Ich verstehe auch, dass es sehr interessant sein mag, wenn eine zweite Welle kommen sollte dies frühzeitig zu wissen. Aber keine Angst, davon werden wir schon noch rechtzeitig erfahren, und es wird sicherlich nicht spurlos an uns vorüber gehen.

...

Bis dahin würde ich doch vorschlagen, unsere Zeit mit sinnvollerem zu verbringen. Mögliche Themen um inhaltlich auf einer breiten gesellschaftlichen Basis bezüglich der Corona-Krise weiterzukommen wären:

  • Was ist denn die wirkliche Mortalitätsrate? Wie gefährlich ist das Virus wirklich?

Es ist doch wohl ein Unterschied, ob dies 0,1%, 1%, oder 10% ist.

  • Welche Bevölkerungsgruppen trifft dies, und wie können wir diese schützen?

Auch hier ist es ein wesentlicher Unterschied, ob das Durchschnittsalter 30 ist, wie es bei der spanischen Grippe war, oder bei 80+ wie es bei Corona zu sein scheint.

  • Was ist der Verlust an Lebenserwartung?

Ob wir ein Jahr verlieren so wie bei der spanischen Grippe, oder nur ein paar Stunden oder ein paar Tage, wie es bei Corona zu sein scheint, muss wesentlich für unsere nächsten Entscheidungen eine Rolle spielen.

  • Sollten wir panische Angst vor dem Sterben haben, oder dies vielleicht doch etwas lockerer nehmen?

Es hängt auch von unserer inneren Einstellung ab, wie wir leben und wie wir sterben wollen.
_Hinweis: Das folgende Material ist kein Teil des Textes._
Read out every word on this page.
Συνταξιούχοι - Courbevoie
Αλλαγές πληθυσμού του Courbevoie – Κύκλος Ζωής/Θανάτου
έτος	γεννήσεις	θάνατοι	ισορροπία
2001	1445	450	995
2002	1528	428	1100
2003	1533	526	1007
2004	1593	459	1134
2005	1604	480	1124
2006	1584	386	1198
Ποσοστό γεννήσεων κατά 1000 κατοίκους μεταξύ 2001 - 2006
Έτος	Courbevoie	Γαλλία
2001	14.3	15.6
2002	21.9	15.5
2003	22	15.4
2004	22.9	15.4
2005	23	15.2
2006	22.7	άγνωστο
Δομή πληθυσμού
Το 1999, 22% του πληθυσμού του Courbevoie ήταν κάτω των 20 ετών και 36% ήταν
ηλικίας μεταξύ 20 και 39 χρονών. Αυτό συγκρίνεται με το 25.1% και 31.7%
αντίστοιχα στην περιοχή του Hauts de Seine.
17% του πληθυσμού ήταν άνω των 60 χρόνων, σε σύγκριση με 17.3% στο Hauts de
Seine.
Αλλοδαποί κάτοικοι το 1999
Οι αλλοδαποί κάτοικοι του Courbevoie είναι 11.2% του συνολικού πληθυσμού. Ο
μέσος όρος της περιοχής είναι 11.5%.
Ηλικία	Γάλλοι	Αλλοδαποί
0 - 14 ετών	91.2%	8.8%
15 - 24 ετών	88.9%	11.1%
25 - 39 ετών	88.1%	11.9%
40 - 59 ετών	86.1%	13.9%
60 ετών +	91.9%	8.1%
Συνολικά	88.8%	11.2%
Und damit kann, und muss man sich beschäftigen, wenn man nicht ständig Angst vor etwas so essentiell Unausweichlichem wie dem Tod haben möchte.

  • Kommt unsere Wirtschaft wieder ins Laufen?

Und wenn dies mit Bauchweh geschehen sein sollte, dann sollten wir uns doch sehr, sehr gut überlegen, ob wir dieses Risiko auch ein zweites Mal auf uns nehmen wollen.

...

Wir müssen uns im Klaren sein, dass das Ding mit dem Corona noch nicht ausgestanden ist, und die Gefahr eines nächsten Lockdowns nicht von der Hand zu weisen ist. Und wenn wir uns nicht entsprechend vorbereiten, nicht entsprechend unsere Hausübungen machen, und zwar auf einer breiten gesellschaftlichen Basis, werden wir vielleicht im Herbst, sobald das erste Blatt gefallen ist, und die erste kühle Brise durch das Land weht, wieder wie panisch im Hühnerstall herumflattern.